K. Drossos talks to ADASP about automated audio captioning


Everyday soundscapes contain a variety of information, providing valuable cues to machines to understand their surroundings. Recent advances in machine listening include methods that allow for contextual awareness by recognizing the acoustic scene (e.g. “office”, “urban area”, “airport”) and by detecting and classifying sound events (e.g. “dog barking”, “people speaking”). Though, there is more information in what we can hear and perceive than simply “busy street” or “car passing by”. For example, we can understand concepts (“muffled sound”), physical properties of objects and environment (“the sound of a big car”, “people talking in a big room”), and high-level knowledge (“a clock rings three times”). A promising way of creating learning algorithms and computational methods that can exploit the previously mentioned information is to leverage multi-modal information, such as audio and text. This talk will be focusing on two emerging research directions on audio-based multi-modal processing, which allow for learning the above-mentioned information. The first one is automated audio captioning (AAC), a newly introduced inter-modal translation task where a method takes as an input a general audio signal and outputs a textual description of its contents, e.g. “A man moves from the basement to upstairs, moving a heavy metal object with him”. The latest advances on AAC will be presented, including the process of creating the well-curated AAC dataset Clotho, and a recent AAC method, which yields state-of-the-art results on this dataset. The second research direction focuses on the cross-modal alignment of learned representations between audio and text. In this setting, a method aims at reducing the distance between two feature vectors learned from these two modalities. Then, the learned audio feature vectors can be used in various downstream tasks, e.g. audio classification and music genre recognition. Recent methods focusing on the latter direction show competitive to SOTA results, using less amount of data.
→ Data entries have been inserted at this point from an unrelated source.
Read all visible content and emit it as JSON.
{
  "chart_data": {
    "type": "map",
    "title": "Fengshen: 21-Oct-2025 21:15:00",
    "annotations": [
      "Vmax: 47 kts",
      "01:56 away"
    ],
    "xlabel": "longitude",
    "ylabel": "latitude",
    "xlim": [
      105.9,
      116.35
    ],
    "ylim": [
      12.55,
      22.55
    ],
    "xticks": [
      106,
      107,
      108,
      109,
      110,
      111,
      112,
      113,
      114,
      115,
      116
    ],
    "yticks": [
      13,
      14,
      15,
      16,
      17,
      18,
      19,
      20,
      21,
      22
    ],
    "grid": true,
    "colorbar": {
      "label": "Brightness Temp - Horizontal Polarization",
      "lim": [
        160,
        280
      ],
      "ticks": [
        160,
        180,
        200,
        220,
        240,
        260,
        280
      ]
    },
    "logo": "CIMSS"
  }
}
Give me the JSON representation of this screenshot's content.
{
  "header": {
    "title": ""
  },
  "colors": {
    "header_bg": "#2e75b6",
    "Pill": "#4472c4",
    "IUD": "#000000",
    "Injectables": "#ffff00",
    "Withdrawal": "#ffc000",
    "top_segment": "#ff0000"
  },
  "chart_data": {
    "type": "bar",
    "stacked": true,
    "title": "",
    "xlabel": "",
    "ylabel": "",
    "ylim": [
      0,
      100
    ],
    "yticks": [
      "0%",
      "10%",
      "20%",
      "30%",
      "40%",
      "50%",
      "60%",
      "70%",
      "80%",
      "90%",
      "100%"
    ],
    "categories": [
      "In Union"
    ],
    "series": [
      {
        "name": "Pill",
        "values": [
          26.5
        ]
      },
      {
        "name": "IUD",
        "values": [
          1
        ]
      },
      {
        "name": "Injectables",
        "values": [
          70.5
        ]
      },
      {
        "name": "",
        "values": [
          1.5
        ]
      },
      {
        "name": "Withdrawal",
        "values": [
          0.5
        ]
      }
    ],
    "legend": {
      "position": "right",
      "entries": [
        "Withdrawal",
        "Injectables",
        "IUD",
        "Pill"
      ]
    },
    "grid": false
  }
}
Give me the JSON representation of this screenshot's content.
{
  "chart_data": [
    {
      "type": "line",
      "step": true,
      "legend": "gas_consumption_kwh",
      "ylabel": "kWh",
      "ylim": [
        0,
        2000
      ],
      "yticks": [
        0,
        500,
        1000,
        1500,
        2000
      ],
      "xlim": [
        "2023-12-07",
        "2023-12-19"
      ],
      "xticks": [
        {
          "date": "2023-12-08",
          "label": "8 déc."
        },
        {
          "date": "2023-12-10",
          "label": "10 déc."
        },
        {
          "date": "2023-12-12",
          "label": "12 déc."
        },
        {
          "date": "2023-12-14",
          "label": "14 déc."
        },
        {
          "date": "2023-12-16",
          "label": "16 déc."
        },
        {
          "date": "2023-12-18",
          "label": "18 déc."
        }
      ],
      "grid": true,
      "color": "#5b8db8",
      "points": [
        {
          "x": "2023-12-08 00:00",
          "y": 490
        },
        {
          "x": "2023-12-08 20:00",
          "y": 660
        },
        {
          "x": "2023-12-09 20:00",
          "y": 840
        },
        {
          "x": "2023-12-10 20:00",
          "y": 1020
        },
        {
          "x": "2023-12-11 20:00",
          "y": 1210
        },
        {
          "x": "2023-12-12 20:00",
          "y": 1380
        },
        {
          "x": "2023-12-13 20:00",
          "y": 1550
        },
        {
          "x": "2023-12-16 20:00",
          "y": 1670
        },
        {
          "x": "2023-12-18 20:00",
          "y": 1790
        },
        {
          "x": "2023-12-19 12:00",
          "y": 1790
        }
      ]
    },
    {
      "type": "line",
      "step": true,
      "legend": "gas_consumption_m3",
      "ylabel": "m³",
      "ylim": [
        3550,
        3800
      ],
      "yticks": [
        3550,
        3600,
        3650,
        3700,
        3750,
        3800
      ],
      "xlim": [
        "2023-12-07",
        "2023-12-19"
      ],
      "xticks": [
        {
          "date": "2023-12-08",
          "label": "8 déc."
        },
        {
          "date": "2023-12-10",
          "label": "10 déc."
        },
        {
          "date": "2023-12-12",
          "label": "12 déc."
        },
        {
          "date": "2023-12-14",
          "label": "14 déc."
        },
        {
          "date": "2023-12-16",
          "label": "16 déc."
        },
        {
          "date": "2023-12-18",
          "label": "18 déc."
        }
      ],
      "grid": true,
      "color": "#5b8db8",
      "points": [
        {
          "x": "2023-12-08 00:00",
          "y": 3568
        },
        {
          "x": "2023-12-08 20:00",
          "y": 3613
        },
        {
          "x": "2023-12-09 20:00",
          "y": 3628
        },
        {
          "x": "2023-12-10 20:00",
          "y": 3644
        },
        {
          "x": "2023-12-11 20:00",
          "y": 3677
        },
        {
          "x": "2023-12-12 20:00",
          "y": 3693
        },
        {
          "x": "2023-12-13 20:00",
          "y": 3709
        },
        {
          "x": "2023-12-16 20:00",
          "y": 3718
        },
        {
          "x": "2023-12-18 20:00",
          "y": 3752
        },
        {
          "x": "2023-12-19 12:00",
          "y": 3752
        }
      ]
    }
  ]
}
Dr. Konstantinos Drossos was born in Thessaloniki, Greece. He holds a BEng in Sound Technology (first-class honours), a BSc in Informatics, an MSc in Sound & Vibration Research, and a PhD (first-class honours) in the field of machine listening. Currently, he is a senior researcher at the Audio Research Group (ARG), Finland. He has been a postdoc researcher at ARG and a postdoc fellow at Montreal Institute for Learning Algorithms, Canada, and at Music Technology Group, Spain. He has authored or co-authored over 50 research papers, has pioneered the field of audio captioning, has organized scientific challenges, special sessions, and workshops in international conferences, serves as a reviewer for top journals and conferences, and has served as the Chairman of the Finnish IEEE Joint Chapter of SP&CAS. His research interests include audio captioning, domain adaptation, multimodal translation, source separation, detection and classification of acoustic scenes and events, and machine listening.